Theologians will tell you that the Bible is timeless but the language in it can become outdated. Take Leviticus, chapter 2, verse 1: When anyone wishes to bring a cereal offering to the Lord, his offering must consist of fine flour. That may have been clear in the 2nd century, but in the 21st it could be taken to mean: Bring a box of Bran Flakes.

With that potential for misunderstanding in mind, the Catholic Church in the U.S. is rolling out the first new translation of the Old Testament. It's the first new Catholic in four decades. Officially, it's called the New American Bible, Revised Edition.

Mary Sperry is associate director for Bible utilization at the U.S. Conference of Catholic Bishops. She joins us in the studio. So good to have you with us, Mary Elizabeth.

Ms. MARY ELIZABETH SPERRY (Associate Director for Bible Utilization, U.S. Conference of Catholic Bishops): Good to be here. Thank you.

NEARY: So, tell me, that passage I just read, how would it read in the new translation?

Ms. SPERRY: The book of Leviticus, like the other first five books of the bible, gives a lot of very specific discussion of how to worship. One of the parts of that discussion is what kind of sacrifice you bring in which event. So, we would say a gift of fine flour, a gift of bran, a gift of whole grain, depending on the specific type of sacrifice. So, we're trying to make it very consistent. So, we're very much reflecting the distinctions in the original Hebrew.

NEARY: And why now? Why issue this new version of the bible now?

Ms. SPERRY: Since the 1890s through the mid-1950s there were enormous, enormous discoveries of manuscripts, of other archaeological things, which in the last 50 years has radically increased our understanding of the biblical languages and of the culture in which they were written. Because we have these additional understandings, we can get a much more precise understanding of what the text says.

NEARY: I'm assuming this was something of a group effort, not one translator.

Ms. SPERRY: More than 70 people were involved - translators, editors, theologians, language experts, bishops, reviewers, all working to get the best possible version of the original text, because that's always the goal - to reflect the original language as closely and as carefully as possible.

NEARY: What kinds of discussions occurred?

Ms. SPERRY: Biblical Hebrews wouldn't (unintelligible) out vowels. So, you have to combine the consonants to understand what the word might be. That actually comes out in Psalm 23, the famous Lord is my Shepherd psalm.

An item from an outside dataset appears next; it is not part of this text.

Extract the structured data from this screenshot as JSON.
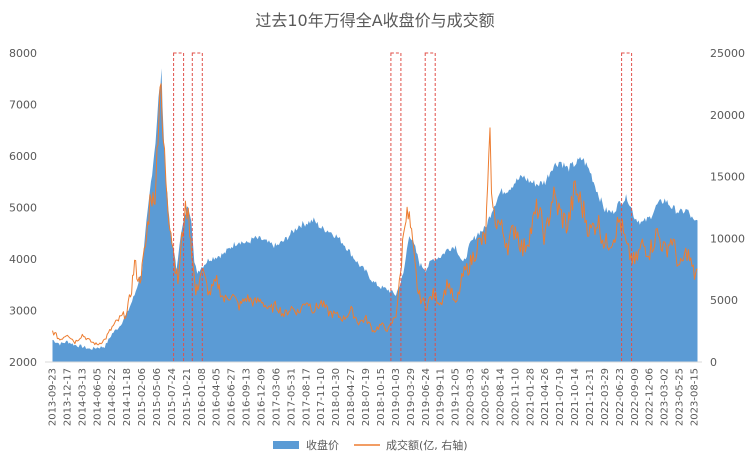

One combination of consonants gives you: I will walk through the dark valley but fear no evil; the other says: The valley of the shadow of death. They're both possible depending on which vowels are there.

NEARY: Which came out in this bible?

Ms. SPERRY: Valley of the shadow of death.

NEARY: Well, I'm glad to hear that actually.

Ms. SPERRY: It's actually very poetic and very lovely and completely supported by the text.

NEARY: Mary Elizabeth Sperry is associate director for bible utilization at the U.S. Conference of Catholic Bishops. The New American Bible, Revised Edition, comes out this week on Ash Wednesday.